While elected Republicans are generally pro-life, the Republican Party’s response to LePage has been problematic as well. As we noted in our previous commentary on LePage, many Republicans have responded to LePage by taking steps to affirm their support for IVF. In so doing, some of those Republicans have refused to acknowledge the humanity of the embryos at the center of IVF and related fertility procedures. Unfortunately, one such Republican is New York State Sen. Jack Martins (R-Old Westbury). On February 28, Sen.
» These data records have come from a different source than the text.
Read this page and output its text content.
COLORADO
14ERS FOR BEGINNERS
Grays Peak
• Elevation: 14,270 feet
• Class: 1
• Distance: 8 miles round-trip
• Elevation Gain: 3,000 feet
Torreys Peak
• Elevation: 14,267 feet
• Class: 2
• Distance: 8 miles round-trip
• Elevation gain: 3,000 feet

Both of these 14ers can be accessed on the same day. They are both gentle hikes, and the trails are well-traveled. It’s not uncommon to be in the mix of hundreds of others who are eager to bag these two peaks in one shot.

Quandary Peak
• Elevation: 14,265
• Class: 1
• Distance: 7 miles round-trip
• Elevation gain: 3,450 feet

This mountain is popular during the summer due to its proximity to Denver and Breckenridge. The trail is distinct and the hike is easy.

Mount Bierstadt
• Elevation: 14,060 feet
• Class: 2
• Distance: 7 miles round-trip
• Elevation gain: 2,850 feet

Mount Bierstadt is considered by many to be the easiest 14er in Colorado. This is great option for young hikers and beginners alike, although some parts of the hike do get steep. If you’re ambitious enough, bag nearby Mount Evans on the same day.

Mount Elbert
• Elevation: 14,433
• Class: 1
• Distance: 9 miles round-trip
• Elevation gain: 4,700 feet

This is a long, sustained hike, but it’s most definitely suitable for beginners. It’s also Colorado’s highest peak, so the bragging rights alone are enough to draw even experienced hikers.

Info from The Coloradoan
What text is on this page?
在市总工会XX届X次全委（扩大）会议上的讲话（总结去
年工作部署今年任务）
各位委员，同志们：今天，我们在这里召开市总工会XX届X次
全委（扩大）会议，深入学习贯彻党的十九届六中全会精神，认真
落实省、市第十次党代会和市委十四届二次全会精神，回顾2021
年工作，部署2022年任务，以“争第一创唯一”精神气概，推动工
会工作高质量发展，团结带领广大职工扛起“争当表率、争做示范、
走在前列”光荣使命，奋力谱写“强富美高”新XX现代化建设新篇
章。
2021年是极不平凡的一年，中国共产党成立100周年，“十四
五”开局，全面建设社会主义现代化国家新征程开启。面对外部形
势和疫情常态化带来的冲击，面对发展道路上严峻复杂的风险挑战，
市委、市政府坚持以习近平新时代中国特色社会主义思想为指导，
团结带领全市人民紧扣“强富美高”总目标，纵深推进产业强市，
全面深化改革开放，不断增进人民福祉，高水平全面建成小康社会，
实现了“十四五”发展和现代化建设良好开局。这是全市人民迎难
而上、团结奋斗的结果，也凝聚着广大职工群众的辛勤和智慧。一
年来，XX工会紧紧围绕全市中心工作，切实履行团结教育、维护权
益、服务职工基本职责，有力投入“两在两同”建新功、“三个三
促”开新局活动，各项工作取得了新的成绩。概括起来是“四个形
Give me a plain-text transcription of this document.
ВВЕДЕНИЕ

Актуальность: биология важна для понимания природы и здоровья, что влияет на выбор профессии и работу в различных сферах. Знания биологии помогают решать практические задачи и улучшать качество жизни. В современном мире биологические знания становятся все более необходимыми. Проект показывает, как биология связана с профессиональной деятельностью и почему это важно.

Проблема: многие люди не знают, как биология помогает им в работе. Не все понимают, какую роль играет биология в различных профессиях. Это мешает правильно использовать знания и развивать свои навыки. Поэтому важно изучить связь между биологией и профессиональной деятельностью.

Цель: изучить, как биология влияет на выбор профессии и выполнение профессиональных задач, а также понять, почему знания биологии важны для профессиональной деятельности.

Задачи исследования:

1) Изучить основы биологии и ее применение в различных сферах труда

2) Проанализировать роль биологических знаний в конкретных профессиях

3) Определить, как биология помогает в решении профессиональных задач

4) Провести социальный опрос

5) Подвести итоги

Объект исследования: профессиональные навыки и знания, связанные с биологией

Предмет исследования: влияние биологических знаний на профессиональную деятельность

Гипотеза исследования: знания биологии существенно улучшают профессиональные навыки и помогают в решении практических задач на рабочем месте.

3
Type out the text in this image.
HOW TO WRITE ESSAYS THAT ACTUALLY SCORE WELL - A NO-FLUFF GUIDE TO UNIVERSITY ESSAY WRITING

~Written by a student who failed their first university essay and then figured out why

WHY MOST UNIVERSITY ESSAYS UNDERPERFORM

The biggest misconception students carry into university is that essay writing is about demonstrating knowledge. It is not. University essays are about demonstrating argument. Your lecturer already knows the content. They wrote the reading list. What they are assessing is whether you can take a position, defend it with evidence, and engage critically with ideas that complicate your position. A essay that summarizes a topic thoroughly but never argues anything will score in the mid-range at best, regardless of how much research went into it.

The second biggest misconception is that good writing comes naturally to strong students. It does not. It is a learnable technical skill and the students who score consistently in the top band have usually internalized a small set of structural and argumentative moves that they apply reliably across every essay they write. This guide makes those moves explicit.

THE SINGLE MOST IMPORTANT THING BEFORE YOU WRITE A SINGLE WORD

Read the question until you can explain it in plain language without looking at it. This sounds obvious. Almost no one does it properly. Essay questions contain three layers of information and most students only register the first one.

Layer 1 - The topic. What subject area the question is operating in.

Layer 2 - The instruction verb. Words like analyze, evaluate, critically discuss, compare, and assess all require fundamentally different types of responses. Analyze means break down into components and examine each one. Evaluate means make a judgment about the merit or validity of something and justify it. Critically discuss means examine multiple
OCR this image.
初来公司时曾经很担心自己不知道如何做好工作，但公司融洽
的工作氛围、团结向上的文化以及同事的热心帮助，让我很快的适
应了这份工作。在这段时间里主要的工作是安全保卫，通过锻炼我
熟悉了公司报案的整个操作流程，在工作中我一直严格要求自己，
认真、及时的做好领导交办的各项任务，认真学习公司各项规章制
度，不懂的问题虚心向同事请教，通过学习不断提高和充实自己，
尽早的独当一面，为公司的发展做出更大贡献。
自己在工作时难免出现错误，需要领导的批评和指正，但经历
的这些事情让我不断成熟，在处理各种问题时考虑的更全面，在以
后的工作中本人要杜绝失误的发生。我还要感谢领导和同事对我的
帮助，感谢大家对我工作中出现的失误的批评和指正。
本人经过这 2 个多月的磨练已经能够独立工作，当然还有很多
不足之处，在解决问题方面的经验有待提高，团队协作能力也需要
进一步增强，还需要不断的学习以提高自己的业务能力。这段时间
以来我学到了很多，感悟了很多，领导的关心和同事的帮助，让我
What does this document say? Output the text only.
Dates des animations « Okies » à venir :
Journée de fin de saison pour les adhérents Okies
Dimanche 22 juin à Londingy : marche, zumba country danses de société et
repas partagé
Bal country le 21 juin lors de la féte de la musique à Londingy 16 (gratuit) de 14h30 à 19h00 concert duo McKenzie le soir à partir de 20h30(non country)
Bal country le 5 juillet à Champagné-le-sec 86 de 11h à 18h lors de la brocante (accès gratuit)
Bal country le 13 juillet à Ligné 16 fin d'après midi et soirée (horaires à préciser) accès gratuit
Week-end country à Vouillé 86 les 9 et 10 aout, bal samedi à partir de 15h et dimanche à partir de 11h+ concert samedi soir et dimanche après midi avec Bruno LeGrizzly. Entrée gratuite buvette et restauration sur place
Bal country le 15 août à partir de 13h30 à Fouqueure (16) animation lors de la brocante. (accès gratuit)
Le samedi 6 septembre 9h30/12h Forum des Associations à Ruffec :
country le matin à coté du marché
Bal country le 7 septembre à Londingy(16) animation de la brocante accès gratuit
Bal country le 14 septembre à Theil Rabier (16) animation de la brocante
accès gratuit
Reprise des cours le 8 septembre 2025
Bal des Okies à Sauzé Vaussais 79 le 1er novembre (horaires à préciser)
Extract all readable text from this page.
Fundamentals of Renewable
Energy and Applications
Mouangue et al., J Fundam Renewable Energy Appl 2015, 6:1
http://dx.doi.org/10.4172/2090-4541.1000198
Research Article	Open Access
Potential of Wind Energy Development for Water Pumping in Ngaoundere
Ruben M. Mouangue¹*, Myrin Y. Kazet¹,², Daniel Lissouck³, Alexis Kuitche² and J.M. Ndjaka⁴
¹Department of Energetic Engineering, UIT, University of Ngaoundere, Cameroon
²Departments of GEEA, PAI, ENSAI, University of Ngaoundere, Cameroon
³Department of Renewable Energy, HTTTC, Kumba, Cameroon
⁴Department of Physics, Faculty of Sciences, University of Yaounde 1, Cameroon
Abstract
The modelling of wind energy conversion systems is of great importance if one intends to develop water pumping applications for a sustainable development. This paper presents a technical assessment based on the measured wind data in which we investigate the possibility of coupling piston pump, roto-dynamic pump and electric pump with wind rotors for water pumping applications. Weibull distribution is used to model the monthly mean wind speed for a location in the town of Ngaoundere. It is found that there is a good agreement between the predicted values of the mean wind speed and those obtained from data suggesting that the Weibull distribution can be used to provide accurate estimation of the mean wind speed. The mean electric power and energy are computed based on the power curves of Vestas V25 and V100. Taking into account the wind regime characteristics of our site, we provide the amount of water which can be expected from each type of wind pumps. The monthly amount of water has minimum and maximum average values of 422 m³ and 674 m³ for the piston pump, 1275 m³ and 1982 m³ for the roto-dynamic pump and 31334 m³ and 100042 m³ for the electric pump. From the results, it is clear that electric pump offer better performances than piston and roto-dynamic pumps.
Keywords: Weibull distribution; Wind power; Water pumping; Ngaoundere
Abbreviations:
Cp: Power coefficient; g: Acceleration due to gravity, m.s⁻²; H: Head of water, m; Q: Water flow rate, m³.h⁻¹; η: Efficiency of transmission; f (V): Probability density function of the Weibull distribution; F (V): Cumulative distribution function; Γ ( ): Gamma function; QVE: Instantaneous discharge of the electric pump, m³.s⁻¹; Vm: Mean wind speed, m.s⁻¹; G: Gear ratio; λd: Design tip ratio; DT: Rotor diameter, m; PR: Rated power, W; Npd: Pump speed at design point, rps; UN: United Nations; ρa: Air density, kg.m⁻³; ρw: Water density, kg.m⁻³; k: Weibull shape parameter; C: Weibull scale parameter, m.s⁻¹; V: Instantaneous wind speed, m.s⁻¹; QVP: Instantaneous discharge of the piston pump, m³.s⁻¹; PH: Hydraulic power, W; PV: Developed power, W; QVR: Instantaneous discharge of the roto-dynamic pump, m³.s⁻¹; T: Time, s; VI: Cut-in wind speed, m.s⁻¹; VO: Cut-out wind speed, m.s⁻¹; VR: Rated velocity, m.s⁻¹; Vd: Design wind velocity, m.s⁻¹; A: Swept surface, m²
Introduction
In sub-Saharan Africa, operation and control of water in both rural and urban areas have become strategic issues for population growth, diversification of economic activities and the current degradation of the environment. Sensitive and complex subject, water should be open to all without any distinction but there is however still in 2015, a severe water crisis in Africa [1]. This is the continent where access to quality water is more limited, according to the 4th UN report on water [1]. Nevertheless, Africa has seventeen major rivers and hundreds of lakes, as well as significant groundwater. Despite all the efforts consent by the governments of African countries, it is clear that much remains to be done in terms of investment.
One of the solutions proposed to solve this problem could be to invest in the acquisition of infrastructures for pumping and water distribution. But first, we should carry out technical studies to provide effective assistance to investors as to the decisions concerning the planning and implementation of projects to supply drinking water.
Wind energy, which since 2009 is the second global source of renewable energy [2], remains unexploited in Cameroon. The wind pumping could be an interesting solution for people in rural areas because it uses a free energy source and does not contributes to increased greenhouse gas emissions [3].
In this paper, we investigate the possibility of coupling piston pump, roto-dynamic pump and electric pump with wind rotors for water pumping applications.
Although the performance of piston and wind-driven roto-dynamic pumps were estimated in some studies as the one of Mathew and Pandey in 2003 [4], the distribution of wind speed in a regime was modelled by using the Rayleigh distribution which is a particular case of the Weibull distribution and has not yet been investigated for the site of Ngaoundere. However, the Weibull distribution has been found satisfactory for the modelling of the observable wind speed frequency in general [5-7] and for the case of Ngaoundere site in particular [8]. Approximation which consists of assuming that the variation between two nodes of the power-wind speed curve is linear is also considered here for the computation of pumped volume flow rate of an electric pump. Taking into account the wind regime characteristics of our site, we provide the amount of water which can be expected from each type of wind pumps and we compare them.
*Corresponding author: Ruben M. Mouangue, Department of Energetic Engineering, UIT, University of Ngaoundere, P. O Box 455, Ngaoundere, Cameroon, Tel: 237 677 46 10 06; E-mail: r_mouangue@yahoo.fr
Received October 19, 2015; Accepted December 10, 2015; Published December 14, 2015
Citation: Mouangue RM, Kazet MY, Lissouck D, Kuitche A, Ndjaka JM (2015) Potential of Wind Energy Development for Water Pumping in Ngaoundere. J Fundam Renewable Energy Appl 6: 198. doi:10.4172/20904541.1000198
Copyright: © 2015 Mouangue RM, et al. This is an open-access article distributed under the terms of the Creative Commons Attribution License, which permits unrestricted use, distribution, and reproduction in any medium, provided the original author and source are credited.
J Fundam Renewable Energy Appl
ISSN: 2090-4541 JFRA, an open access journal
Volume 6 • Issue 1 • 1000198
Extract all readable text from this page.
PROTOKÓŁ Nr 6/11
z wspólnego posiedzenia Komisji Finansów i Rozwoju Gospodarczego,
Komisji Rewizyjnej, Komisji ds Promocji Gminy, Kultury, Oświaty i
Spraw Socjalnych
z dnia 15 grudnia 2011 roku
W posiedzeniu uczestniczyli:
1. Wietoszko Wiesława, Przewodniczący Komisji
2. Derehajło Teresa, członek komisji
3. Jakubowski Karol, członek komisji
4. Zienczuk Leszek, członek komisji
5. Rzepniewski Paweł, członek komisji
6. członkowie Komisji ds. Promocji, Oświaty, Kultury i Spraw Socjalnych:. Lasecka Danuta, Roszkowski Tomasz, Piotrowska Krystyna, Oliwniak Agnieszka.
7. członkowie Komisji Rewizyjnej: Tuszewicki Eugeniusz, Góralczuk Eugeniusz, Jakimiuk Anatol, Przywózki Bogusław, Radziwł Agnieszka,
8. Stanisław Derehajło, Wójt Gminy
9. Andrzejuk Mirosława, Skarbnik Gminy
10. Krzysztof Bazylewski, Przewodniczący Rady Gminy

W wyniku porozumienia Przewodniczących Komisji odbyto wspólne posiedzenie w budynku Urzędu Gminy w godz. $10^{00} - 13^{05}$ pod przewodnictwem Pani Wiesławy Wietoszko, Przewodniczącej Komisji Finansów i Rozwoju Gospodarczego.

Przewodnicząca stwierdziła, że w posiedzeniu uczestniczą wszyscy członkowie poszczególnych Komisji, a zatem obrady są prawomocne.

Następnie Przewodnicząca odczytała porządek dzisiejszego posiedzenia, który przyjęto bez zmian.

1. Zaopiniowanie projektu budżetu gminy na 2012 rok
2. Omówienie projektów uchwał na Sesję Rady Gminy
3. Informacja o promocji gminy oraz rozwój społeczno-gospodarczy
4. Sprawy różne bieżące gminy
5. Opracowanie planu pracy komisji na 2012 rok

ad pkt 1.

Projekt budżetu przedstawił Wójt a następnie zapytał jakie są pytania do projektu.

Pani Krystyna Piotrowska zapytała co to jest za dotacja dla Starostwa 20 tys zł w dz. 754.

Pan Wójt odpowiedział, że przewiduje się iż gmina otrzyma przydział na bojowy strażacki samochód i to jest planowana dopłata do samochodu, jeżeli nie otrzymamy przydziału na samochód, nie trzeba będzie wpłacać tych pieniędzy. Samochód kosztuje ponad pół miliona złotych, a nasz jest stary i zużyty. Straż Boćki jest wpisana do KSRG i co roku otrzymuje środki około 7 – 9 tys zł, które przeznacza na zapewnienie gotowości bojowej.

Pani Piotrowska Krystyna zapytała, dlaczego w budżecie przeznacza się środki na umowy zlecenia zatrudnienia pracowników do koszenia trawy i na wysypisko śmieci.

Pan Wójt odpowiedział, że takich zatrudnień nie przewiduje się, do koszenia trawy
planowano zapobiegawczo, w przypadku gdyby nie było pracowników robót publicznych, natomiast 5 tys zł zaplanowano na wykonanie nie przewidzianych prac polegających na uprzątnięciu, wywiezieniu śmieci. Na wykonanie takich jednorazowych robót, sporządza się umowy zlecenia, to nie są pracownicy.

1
Martins introduced Bill S.8682-Martins/A.9412-Curran. The Martins bill includes the following language: “Any fertilized human ovum or human embryo that exists in any form outside of the uterus of a human body shall not, under any circumstances, be considered an unborn child, a minor child, a natural person, or any other term that connotes a human being for any purpose under the laws of this state.” In the sponsor memorandum accompanying the bill, Sen. Martins made the following claims: “The Alabama ruling is a potential threat for those who desire to have children everywhere. New York should send a clear, strong message, that it will protect the right for countless families to participate in the joys of parenthood. IVF and other similar fertility treatments are a blessing for so many families and it is critical that New York ensure they remain accessible for them.”

The first problem with the Martins bill is the legal analysis behind it. Oddly, Sen. Martins told the Albany Times Union that he had found nothing in New York’s laws that would prevent a decision like LePage from being made here in the Empire State. In fact, the New York Court of Appeals has ruled that New York’s wrongful death statute does not allow claims arising from the deaths of unborn children. See Endresz v. Friedberg, 24 N.Y.2d 478 (1969). The Endresz decision was rendered back in 1969. Nothing has happened since then that would make it more likely for New York courts to confer legal protections upon human embryos. Abortion was legalized in New York in 1970, and in recent years, New York government has done nearly everything within its power to make abortion available at all stages of pregnancy. Unfortunately, embryos—whether frozen or otherwise—are accorded no legal rights in New York. The idea that a decision like LePage could come out of the New York court system is simply unfathomable.

The second—and much larger—problem with the Martins bill is its rank dishonesty. What is Sen. Martins arguing here? That a human embryo is not human, or that it is not alive? Scientifically speaking, human life begins at conception. The only question for policymakers is whether they have the courage and compassion to recognize that life, call it for what it is, and protect it under the law.

According to the Times Union, Planned Parenthood issued a statement calling the Martins bill “‘political theater’” and describing it as an effort to distance Sen. Martins from pro-life efforts by Republicans in other states. At New York Families, we don’t agree with Planned Parenthood very often. This time, however, they might be right.